To be clear, I have very mixed feelings. I think orgs that work like this need to stay small, only scale horizontally (inspiring/supporting other sister orgs to grow), and resist any central/vertical scaling that brings you under the rules and norms that they are desperately trying to steer clear of, but are now accountable to (according to our shared societal values).

[1]: http://adriennemareebrown.net/2012/08/09/giftingmyattention/

Companies should quickly realize that ChatGPT can go both ways - it can turn a "script-kiddie" into fully fledged hacker if vulnerabilities continue to be this sloppy. I am fairly certain that low-skill hacker sweatshops already heavily rely on LLMs to quickly exploit trivial vulnerabilities like these.

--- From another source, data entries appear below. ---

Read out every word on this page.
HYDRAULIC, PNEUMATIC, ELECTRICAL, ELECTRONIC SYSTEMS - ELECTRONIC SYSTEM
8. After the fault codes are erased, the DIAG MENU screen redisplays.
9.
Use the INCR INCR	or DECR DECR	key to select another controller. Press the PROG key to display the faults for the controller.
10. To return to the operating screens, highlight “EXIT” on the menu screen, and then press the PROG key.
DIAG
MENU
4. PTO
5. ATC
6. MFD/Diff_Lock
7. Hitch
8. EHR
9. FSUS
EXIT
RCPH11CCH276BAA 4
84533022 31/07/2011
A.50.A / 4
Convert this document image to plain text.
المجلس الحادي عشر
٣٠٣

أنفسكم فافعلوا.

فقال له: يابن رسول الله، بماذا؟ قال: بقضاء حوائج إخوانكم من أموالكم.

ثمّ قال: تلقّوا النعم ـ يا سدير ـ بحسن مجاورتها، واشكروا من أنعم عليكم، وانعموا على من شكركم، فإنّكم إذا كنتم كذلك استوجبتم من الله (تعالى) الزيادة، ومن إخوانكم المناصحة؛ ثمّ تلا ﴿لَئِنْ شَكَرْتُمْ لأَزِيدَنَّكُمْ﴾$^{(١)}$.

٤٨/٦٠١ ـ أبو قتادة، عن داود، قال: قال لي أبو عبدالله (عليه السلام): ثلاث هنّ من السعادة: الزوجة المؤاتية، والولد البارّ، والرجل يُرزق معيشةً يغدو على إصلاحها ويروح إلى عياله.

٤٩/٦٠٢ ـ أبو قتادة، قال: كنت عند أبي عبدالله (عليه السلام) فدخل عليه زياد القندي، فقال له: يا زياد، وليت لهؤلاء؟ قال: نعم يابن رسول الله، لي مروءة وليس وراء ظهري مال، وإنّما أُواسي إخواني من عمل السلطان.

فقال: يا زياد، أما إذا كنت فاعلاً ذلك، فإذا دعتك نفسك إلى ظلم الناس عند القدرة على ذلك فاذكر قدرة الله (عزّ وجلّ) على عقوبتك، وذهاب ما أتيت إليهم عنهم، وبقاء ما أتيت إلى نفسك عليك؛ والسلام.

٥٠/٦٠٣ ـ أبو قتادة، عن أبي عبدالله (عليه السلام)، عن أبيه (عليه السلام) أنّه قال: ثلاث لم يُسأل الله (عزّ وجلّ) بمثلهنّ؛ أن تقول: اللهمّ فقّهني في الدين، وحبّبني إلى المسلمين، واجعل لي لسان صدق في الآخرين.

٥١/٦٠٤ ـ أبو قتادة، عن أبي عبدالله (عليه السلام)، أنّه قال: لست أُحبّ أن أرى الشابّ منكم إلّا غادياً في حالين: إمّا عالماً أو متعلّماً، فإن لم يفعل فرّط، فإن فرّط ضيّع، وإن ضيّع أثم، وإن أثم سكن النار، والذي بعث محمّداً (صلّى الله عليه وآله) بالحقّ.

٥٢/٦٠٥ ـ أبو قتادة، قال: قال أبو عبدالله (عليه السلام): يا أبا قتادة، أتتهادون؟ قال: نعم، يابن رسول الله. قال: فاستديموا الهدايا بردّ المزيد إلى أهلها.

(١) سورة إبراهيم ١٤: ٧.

Like it or not but I feel like account logins, PII and payment stuff will have to be handled by central big orgs. Ideally, I would like that to be a competent open-source government service. For now it is big companies like Google that can shove its SSO around in accessible manner to other sites.

I'm usually the type to be annoyed at hn people who nitpick about articles but.. this is unreadable.

I participated in a few hackathons early in my career. I quickly realized that I wasn't benefitting at all from participating in them. In fact, they were a great way to fall behind in the work I actually needed to get done. Those organizing the hackathons on the other hand...

I'm not at all surprised that people are trying to program young teenage minds to think hackathons are a good pathway to advancing one's tech skills / career. Nor am I surprised to hear all of the sketchy behavior surrounding this organization and their leadership. It all fits very nicely together.